In the midst of decluttering and cleaning, I didn’t expect to be stopped by something so tiny.
A blanket. A simple, faded receiving blanket I had sewn when I was pregnant with my first child. I didn’t expect stumbling across it six years later, to stir emotions in the way it did.
As I unfolded that blanket I was taken back to six years ago when I was pregnant for the first time.
At that moment, there I was again—pregnant with our first baby.
All the feelings and emotions of the first pregnancy came rushing back. The nervous excitement of visiting the doctor for the first time. The wonder of hearing his tiny heartbeat. The awe of seeing my body grow and change as my baby grew. The indescribable feeling of a baby moving from within.
I could smell the newness of everything we had purchased and see our perfectly planned out nursery. I could feel the softness of the tiny little clothes and blankets as I folded them to put in his dresser. I was overwhelmed for a moment again with the feeling of worry, anticipation, and excitement. I felt the uncertainty and worry about labor and delivery.
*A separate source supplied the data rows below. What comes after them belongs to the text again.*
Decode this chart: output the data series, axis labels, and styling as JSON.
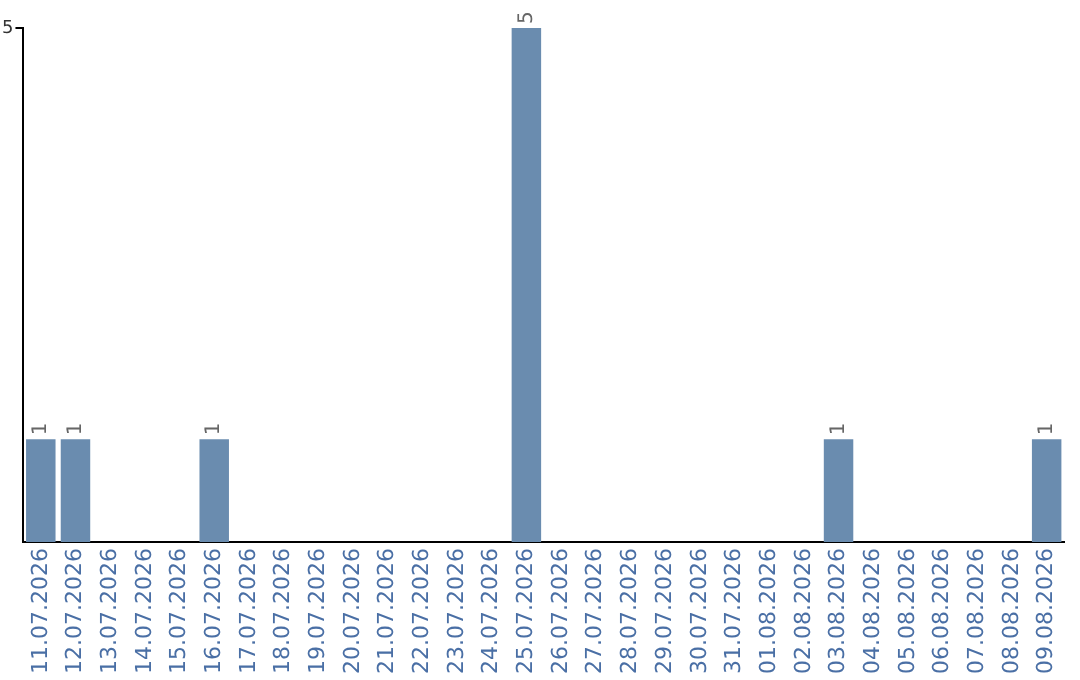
{
  "chart_data": {
    "type": "bar",
    "categories": [
      "11.07.2026",
      "12.07.2026",
      "13.07.2026",
      "14.07.2026",
      "15.07.2026",
      "16.07.2026",
      "17.07.2026",
      "18.07.2026",
      "19.07.2026",
      "20.07.2026",
      "21.07.2026",
      "22.07.2026",
      "23.07.2026",
      "24.07.2026",
      "25.07.2026",
      "26.07.2026",
      "27.07.2026",
      "28.07.2026",
      "29.07.2026",
      "30.07.2026",
      "31.07.2026",
      "01.08.2026",
      "02.08.2026",
      "03.08.2026",
      "04.08.2026",
      "05.08.2026",
      "06.08.2026",
      "07.08.2026",
      "08.08.2026",
      "09.08.2026"
    ],
    "values": [
      1,
      1,
      0,
      0,
      0,
      1,
      0,
      0,
      0,
      0,
      0,
      0,
      0,
      0,
      5,
      0,
      0,
      0,
      0,
      0,
      0,
      0,
      0,
      1,
      0,
      0,
      0,
      0,
      0,
      1
    ],
    "value_labels": [
      "1",
      "1",
      null,
      null,
      null,
      "1",
      null,
      null,
      null,
      null,
      null,
      null,
      null,
      null,
      "5",
      null,
      null,
      null,
      null,
      null,
      null,
      null,
      null,
      "1",
      null,
      null,
      null,
      null,
      null,
      "1"
    ],
    "color": "#6a8caf",
    "ylim": [
      0,
      5
    ],
    "yticks": [
      5
    ],
    "legend": false
  }
}
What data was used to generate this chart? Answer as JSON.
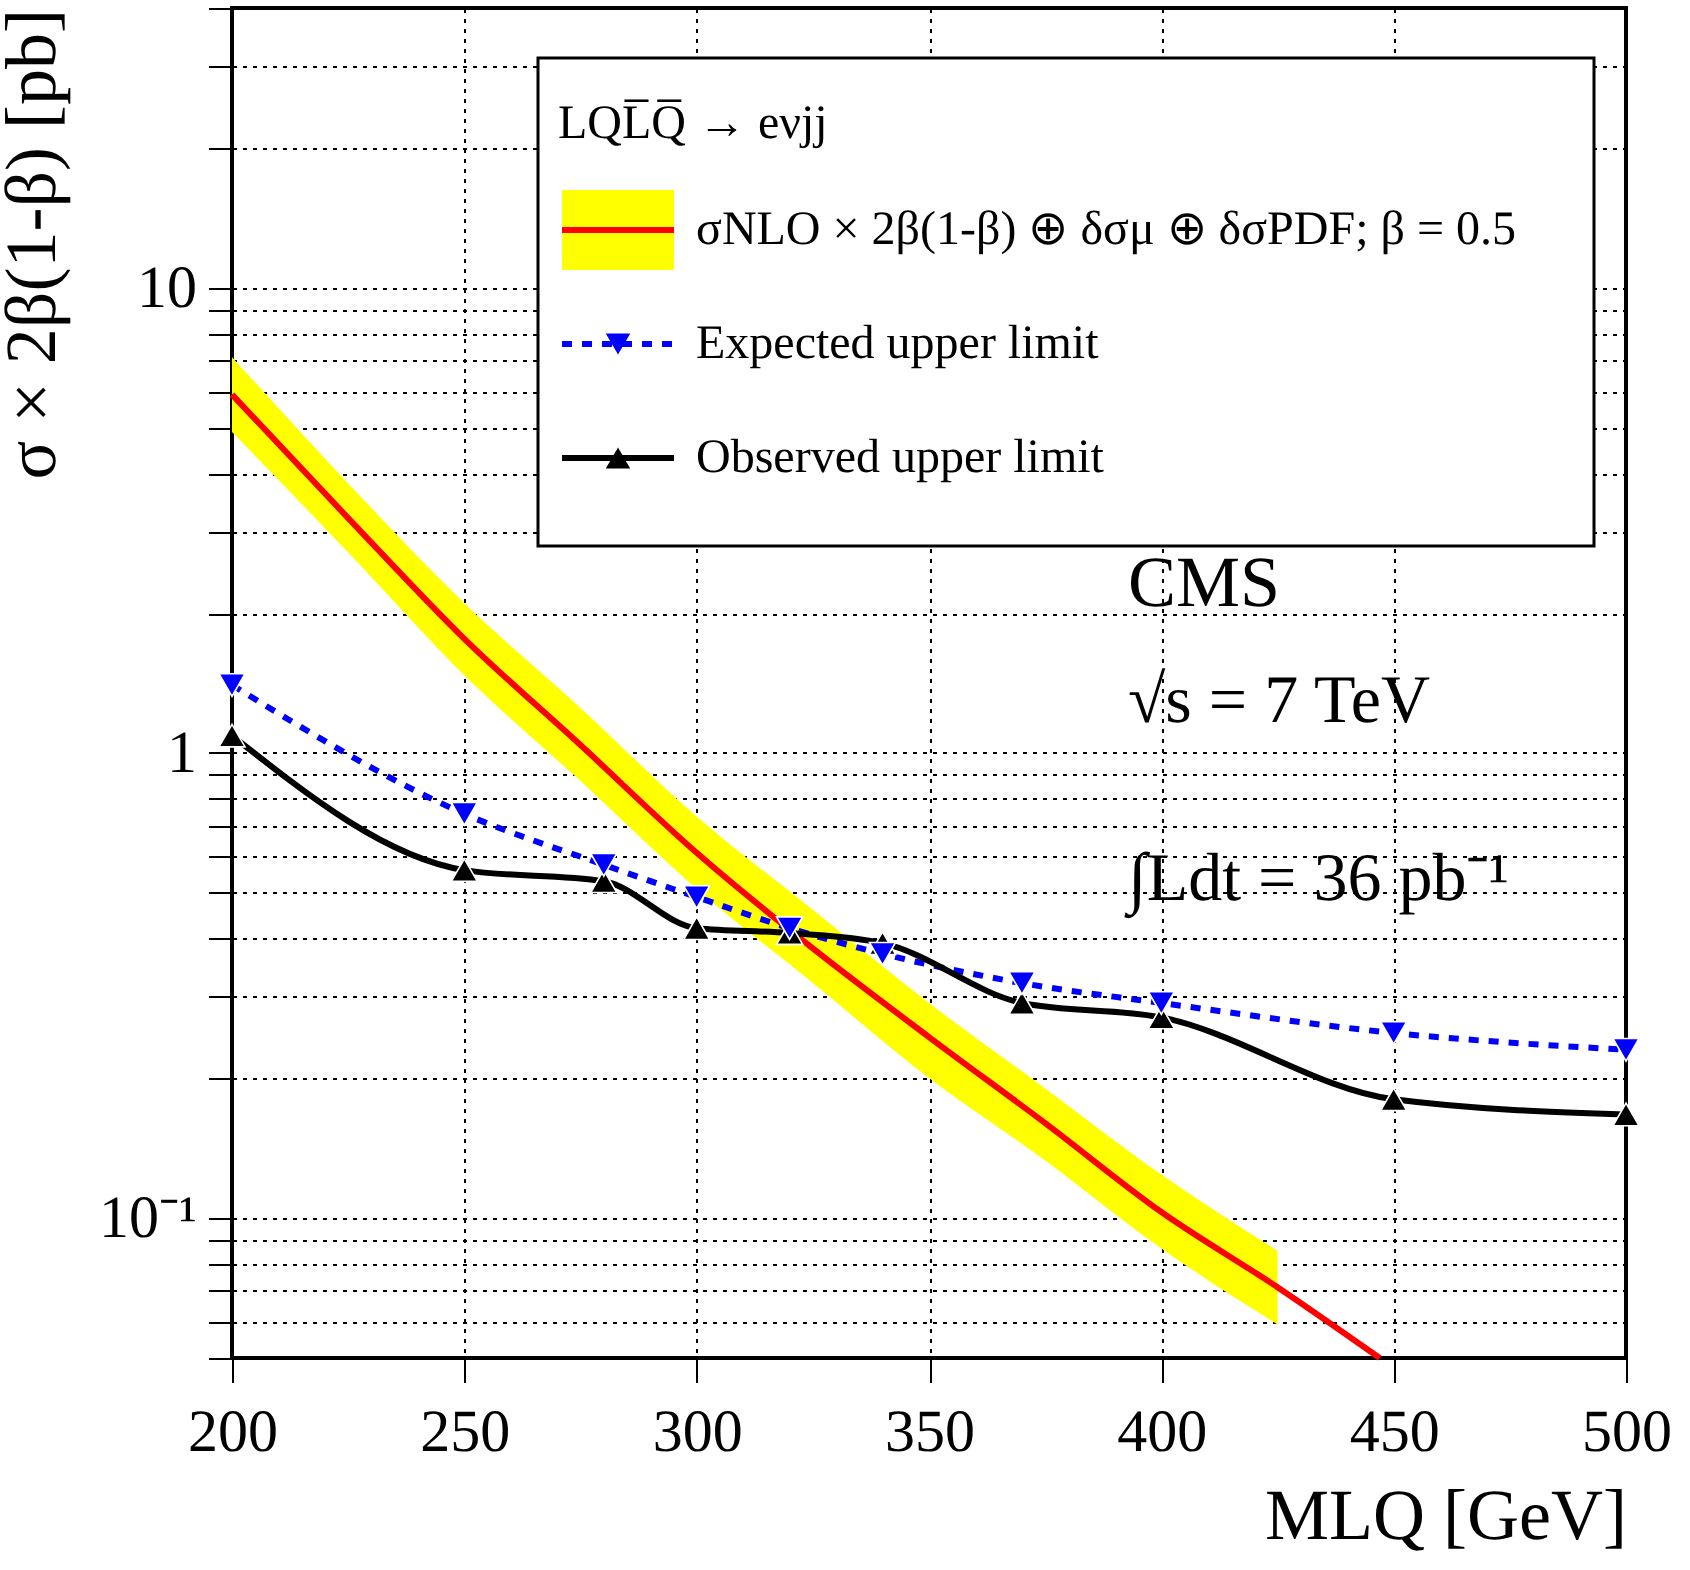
{
  "chart_data": {
    "type": "line",
    "xlabel": "MLQ [GeV]",
    "ylabel": "σ × 2β(1-β) [pb]",
    "legend_title": "LQL̅Q̅ → eνjj",
    "annotations": [
      "CMS",
      "√s = 7 TeV",
      "∫Ldt = 36 pb⁻¹"
    ],
    "xlim": [
      200,
      500
    ],
    "xticks": [
      200,
      250,
      300,
      350,
      400,
      450,
      500
    ],
    "ylim": [
      0.05,
      40
    ],
    "log": true,
    "yticks": [
      {
        "value": 0.05,
        "label": null
      },
      {
        "value": 0.06,
        "label": null
      },
      {
        "value": 0.07,
        "label": null
      },
      {
        "value": 0.08,
        "label": null
      },
      {
        "value": 0.09,
        "label": null
      },
      {
        "value": 0.1,
        "label": "10⁻¹"
      },
      {
        "value": 0.2,
        "label": null
      },
      {
        "value": 0.3,
        "label": null
      },
      {
        "value": 0.4,
        "label": null
      },
      {
        "value": 0.5,
        "label": null
      },
      {
        "value": 0.6,
        "label": null
      },
      {
        "value": 0.7,
        "label": null
      },
      {
        "value": 0.8,
        "label": null
      },
      {
        "value": 0.9,
        "label": null
      },
      1,
      {
        "value": 2,
        "label": null
      },
      {
        "value": 3,
        "label": null
      },
      {
        "value": 4,
        "label": null
      },
      {
        "value": 5,
        "label": null
      },
      {
        "value": 6,
        "label": null
      },
      {
        "value": 7,
        "label": null
      },
      {
        "value": 8,
        "label": null
      },
      {
        "value": 9,
        "label": null
      },
      10,
      {
        "value": 20,
        "label": null
      },
      {
        "value": 30,
        "label": null
      },
      {
        "value": 40,
        "label": null
      }
    ],
    "grid": true,
    "legend": "top right",
    "series": [
      {
        "name": "σNLO × 2β(1-β) ⊕ δσμ ⊕ δσPDF; β = 0.5",
        "color": "#ff0000",
        "marker": "none",
        "line_style": "solid",
        "x": [
          200,
          225,
          250,
          275,
          300,
          325,
          350,
          375,
          400,
          425,
          447
        ],
        "values": [
          5.9,
          3.2,
          1.76,
          1.04,
          0.61,
          0.38,
          0.245,
          0.16,
          0.103,
          0.071,
          0.05
        ],
        "upper": [
          7.1,
          3.8,
          2.1,
          1.25,
          0.73,
          0.46,
          0.29,
          0.19,
          0.124,
          0.085,
          null
        ],
        "lower": [
          4.9,
          2.7,
          1.47,
          0.87,
          0.51,
          0.32,
          0.2,
          0.133,
          0.086,
          0.059,
          null
        ]
      },
      {
        "name": "Expected upper limit",
        "color": "#0000ff",
        "marker": "triangle-down",
        "line_style": "dashed",
        "x": [
          200,
          250,
          280,
          300,
          320,
          340,
          370,
          400,
          450,
          500
        ],
        "values": [
          1.4,
          0.74,
          0.575,
          0.49,
          0.42,
          0.37,
          0.32,
          0.29,
          0.25,
          0.23
        ]
      },
      {
        "name": "Observed upper limit",
        "color": "#000000",
        "marker": "triangle",
        "line_style": "solid",
        "x": [
          200,
          250,
          280,
          300,
          320,
          340,
          370,
          400,
          450,
          500
        ],
        "values": [
          1.09,
          0.56,
          0.53,
          0.42,
          0.41,
          0.39,
          0.29,
          0.27,
          0.18,
          0.167
        ]
      }
    ]
  }
}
Feeling it all again brought me to tears.
The truth is, I miss it. I miss that time. I miss the young, excited, well-rested couple who couldn’t wait to meet their little boy. I miss experiencing, for the first time, all the things that came with the first pregnancy. I miss the simplicity of only one. I miss how slow time seemed to travel then. I miss the stillness and ease of our tiny family unit.
Since that pregnancy, I have been blessed to go on and experience two more beautiful pregnancies and deliveries. But there is just something about my first pregnancy that will forever hold a place in my heart.
Our home looks different now.
We have three little ones. Each with their own needs, wants, and to-dos. That first baby is tall and lean and in love with LEGOs. I can no longer keep him safe by just holding him close. We don’t often nap away the afternoon together anymore. Life is faster and more exhausting. Each day I am tugged in three different directions caring for our three little ones. Life seems to have switched to hyperdrive and each day passes faster than the last.
Our life is the definition of beautiful chaos. And truthfully, I love it. I love the pitter and patter of little feet. I love the toys and tiny socks and bookbags. I love having a home filled with imagination and laughter and three little ones. And I know one day these moments will be the ones I miss.
But sometimes, for just a moment, life takes me back to where it all began.
And while I have loved each of my pregnancies and the life we have today, there is just something extra special about the first pregnancy. And some days, like today, I would give anything to go back and experience it all again.
But I know I can’t. So instead I will fold that blanket up and put it in a safe place where it will serve as a reminder of the beauty that is this journey of motherhood.